Do Lazy Ants Make A Colony More Productive? Study Says Yes
Insects have long been a subject of interest since many exhibit social behaviors similar to humans and even have social statuses within their colonies. Apart from that, insects such as bees also make use of fascinating techniques to communicate information with its fellow workers.
Such industrial behavior of insects continue to interest not just scientists but people in general, that bees and ants have even been considered as model workers that children should emulate to better contribute to the growing society. A recent study, however, discovered that ants actually encourage more workers to stay inactive, especially when the colony is large.
Researchers from the Missouri University of Science and Technology published the findings of their study on the energy consumption of ants titled "Heterogeneous activity causes a nonlinear increase in the group energy use of ant workers isolated from queen and brood" in the journal of Insect Science.
According to the study, as an ant colony becomes larger, so does the percentage of ants that remain inactive in an effort to conserve energy and resources.
Scientists have known for a while that larger colonies tend to spend less energy than smaller ones, but the reason for this remained a mystery until Dr.

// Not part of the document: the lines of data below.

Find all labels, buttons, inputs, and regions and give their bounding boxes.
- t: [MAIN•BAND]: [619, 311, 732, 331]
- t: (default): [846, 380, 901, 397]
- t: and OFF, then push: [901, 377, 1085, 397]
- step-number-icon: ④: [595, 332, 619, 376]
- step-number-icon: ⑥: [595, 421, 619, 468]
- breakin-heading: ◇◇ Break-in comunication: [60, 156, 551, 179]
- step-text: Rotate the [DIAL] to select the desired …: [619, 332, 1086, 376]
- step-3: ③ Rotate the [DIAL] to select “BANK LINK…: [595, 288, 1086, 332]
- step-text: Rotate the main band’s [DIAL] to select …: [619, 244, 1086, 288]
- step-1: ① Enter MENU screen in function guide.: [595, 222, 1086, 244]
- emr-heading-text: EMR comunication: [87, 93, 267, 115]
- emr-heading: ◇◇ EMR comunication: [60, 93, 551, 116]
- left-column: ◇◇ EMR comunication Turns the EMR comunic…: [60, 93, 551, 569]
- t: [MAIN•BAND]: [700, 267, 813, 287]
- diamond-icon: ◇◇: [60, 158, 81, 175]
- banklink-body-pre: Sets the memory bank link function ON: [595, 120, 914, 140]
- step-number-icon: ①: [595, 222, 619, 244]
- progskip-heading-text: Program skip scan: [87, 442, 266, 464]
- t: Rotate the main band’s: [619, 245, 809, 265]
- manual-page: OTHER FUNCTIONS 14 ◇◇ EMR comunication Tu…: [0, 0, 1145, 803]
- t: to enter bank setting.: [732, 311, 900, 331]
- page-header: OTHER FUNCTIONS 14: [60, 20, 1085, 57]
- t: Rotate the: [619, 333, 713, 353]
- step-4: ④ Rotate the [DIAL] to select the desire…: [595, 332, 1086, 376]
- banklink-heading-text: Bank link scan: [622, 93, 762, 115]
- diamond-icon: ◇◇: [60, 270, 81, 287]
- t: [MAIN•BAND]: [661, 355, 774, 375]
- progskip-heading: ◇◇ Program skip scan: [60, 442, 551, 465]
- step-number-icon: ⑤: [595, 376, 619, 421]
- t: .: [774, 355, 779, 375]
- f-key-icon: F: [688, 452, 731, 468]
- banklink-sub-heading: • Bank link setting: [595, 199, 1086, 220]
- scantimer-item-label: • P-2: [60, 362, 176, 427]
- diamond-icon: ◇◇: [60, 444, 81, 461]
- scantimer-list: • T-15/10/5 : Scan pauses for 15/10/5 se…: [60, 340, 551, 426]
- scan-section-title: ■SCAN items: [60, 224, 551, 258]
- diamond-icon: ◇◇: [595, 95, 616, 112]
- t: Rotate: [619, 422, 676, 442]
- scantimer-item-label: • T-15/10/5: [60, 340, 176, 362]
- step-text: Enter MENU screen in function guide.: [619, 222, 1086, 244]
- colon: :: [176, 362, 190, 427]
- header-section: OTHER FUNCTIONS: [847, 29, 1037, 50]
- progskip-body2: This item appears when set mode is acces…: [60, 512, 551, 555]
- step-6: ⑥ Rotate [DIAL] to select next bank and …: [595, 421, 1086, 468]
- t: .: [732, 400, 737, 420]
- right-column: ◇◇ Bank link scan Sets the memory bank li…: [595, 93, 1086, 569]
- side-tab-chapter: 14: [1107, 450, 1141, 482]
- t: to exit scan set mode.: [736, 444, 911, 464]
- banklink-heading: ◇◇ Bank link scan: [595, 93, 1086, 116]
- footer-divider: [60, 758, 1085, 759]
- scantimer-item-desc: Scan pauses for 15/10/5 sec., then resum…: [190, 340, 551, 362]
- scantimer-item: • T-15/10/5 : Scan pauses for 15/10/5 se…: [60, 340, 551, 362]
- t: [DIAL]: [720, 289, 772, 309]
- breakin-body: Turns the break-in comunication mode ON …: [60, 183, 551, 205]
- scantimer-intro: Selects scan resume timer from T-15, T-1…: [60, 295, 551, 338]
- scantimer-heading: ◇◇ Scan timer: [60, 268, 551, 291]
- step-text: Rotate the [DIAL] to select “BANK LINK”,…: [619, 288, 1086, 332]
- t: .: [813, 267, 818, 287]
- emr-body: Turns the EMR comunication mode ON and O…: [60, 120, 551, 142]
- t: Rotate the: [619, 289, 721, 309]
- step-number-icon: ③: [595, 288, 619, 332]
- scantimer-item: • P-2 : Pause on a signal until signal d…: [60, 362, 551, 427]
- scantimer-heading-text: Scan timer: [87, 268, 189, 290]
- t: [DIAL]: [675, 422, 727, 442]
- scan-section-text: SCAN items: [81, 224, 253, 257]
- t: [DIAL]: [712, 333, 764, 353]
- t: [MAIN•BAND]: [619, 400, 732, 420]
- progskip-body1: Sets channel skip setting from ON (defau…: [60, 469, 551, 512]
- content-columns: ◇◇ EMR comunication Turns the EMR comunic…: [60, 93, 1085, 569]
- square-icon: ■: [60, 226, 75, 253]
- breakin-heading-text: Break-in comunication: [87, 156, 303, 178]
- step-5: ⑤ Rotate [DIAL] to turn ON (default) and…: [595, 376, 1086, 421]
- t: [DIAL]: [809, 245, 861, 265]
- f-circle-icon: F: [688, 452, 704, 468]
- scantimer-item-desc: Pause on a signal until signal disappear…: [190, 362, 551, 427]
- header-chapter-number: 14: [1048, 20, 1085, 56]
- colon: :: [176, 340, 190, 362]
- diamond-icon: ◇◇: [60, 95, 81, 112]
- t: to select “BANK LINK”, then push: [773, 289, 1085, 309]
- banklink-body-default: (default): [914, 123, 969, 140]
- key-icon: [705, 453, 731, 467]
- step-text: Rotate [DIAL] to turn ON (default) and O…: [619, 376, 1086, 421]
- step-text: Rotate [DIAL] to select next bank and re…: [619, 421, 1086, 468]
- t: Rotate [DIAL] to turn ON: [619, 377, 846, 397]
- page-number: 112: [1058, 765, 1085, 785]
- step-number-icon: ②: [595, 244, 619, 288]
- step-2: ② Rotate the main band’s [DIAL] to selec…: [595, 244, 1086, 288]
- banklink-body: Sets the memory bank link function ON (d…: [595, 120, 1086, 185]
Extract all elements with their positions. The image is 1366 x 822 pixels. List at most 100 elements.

Chen Hou, assistant professor of biological sciences at Missouri University of S&T and his team of scientists observed several colonies of varying sizes to find the answer.
"It has been a long-standing question in the field as to why large colonies of ants use less per-capita energy than small colonies [...] Both humans and ants face similar problems of allocating resources based on tasks and energy. Understanding how ants spend their energy in relation to their group and why they do so will provide insight [...]," Dr. Hou says.
Ant Work-Life Balance
Hou's team used an advanced computerized vision analysis program developed by his colleague and research team members, Dr. Zhaozheng Yin and Daniel C. St. Clair, to observe ants over a longer period of time and at a higher temporal resolution than previous studies.

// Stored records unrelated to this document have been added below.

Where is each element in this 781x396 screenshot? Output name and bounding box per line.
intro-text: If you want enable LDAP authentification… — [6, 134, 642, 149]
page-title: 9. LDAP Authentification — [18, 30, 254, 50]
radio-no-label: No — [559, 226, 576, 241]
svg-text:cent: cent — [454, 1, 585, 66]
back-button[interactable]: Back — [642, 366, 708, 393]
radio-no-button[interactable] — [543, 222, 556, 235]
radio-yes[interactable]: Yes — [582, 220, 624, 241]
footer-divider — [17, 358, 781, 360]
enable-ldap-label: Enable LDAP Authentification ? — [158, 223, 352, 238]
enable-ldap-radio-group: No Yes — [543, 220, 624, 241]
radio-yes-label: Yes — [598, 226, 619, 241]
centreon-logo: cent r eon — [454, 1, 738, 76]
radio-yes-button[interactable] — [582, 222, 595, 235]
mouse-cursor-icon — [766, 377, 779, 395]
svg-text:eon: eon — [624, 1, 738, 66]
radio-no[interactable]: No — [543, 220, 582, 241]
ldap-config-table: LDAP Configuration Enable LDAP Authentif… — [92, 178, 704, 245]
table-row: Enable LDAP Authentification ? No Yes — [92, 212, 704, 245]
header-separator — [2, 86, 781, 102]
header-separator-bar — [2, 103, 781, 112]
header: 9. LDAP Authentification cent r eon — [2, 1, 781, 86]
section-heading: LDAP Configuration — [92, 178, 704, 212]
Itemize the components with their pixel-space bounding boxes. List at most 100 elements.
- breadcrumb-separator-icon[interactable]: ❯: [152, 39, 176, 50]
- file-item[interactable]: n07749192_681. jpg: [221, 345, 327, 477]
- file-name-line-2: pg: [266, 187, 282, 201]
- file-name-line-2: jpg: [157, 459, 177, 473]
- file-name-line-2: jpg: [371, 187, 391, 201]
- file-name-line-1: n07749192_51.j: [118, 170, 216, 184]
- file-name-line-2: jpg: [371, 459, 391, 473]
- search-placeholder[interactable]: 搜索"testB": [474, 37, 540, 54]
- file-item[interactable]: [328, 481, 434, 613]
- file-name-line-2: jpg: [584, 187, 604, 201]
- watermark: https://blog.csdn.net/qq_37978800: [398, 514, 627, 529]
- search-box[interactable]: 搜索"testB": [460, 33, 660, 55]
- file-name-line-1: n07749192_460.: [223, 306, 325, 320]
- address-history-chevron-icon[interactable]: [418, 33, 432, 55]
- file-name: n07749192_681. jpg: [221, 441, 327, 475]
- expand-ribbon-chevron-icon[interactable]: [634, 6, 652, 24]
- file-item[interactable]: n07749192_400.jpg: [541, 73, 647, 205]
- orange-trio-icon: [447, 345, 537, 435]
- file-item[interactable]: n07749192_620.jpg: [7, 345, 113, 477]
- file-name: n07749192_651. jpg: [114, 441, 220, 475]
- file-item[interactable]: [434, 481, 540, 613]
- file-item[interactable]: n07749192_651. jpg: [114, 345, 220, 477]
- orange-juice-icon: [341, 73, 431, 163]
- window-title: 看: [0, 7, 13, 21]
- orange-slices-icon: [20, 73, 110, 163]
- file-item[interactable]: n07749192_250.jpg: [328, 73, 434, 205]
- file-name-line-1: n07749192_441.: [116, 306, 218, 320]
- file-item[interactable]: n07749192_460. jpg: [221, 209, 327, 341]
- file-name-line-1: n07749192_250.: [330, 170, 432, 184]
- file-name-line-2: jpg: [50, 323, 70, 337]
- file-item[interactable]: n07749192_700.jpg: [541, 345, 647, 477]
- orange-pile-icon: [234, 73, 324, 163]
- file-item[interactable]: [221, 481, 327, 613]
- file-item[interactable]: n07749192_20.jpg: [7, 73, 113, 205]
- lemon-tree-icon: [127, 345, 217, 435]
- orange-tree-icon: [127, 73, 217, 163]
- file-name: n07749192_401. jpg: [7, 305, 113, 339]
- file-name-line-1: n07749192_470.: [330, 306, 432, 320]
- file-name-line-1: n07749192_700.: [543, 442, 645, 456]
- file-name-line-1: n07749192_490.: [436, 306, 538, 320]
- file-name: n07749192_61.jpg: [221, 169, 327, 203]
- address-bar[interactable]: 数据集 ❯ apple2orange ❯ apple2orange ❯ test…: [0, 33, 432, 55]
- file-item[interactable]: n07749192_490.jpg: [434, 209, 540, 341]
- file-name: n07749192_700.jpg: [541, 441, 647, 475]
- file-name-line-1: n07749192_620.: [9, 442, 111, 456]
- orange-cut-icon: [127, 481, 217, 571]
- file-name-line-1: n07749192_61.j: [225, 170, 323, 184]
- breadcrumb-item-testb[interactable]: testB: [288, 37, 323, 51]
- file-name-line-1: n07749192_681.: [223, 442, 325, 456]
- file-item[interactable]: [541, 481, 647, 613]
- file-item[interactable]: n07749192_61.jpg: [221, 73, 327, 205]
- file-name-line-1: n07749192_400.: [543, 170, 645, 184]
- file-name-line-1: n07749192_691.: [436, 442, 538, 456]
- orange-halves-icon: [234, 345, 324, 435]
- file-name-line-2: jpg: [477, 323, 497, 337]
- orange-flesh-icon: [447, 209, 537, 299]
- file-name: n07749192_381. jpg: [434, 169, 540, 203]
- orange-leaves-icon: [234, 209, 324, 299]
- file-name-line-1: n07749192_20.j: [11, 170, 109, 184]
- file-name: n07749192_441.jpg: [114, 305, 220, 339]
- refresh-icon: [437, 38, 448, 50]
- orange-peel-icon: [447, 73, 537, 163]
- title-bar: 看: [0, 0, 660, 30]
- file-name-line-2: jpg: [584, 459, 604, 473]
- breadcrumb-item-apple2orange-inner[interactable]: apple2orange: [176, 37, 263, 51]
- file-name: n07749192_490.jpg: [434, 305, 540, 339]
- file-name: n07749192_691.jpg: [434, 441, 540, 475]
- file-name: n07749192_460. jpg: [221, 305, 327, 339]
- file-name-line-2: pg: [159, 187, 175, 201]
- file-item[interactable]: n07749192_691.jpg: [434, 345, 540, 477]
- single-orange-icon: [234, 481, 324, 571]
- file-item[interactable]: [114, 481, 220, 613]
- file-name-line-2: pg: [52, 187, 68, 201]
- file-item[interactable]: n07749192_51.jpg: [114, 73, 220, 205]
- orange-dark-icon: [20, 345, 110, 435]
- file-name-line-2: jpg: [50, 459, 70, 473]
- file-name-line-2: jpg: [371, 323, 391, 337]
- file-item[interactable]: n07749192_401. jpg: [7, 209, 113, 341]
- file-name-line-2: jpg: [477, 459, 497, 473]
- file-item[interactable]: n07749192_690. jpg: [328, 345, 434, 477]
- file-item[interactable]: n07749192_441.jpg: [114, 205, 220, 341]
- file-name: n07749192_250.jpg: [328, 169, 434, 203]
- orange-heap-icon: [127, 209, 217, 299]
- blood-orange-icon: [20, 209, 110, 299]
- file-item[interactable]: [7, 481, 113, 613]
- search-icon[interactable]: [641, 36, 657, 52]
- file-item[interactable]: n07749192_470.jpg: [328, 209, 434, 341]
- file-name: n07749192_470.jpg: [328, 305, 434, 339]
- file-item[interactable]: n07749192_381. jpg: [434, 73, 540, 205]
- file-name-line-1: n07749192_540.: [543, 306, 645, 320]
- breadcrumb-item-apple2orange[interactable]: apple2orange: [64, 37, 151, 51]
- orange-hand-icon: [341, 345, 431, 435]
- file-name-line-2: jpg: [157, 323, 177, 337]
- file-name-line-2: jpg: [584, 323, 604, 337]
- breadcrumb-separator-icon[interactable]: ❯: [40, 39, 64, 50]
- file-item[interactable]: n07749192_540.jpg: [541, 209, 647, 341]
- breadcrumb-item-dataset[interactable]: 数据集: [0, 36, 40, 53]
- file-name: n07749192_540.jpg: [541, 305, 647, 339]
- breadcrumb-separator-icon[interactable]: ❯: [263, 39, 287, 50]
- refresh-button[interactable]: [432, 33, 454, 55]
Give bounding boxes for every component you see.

Using the data the program collected, the team discovered that walking ants used five times more energy than that of ants standing still.
In a colony consisting of 300 ants, 80 percent of the members were inactive while the 30-member colony had 60 percent inactive members.

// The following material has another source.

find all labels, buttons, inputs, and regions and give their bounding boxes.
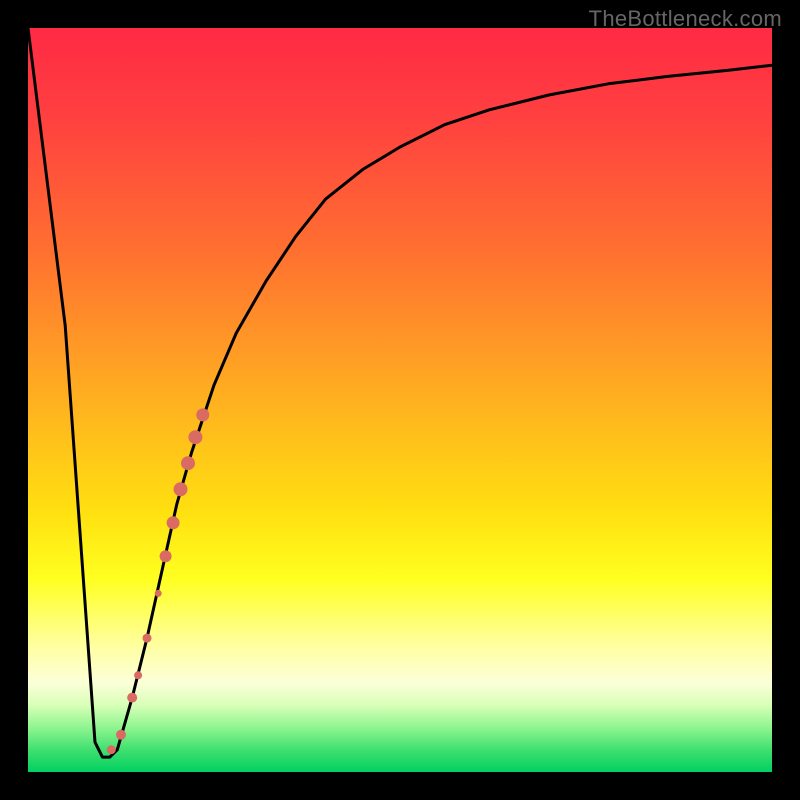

The team suggests that the inactivity has to do with conservation of energy and resources. That is, if more ants work, there will be more resources foraged but the colony would also require a larger resource because more energy is expended. The current system in which a big percentage of ants stay inactive would mean that a colony would have a smaller resource, but since a large number of ants don't consume energy, they also don't need to partake in the limited resource.
"It is intuitive that colonies have inactive members, because these members may serve a backup role or buffer, which would be activated when colonies are under stress, such as an urgent need for nest maintenance or defense," Hou says.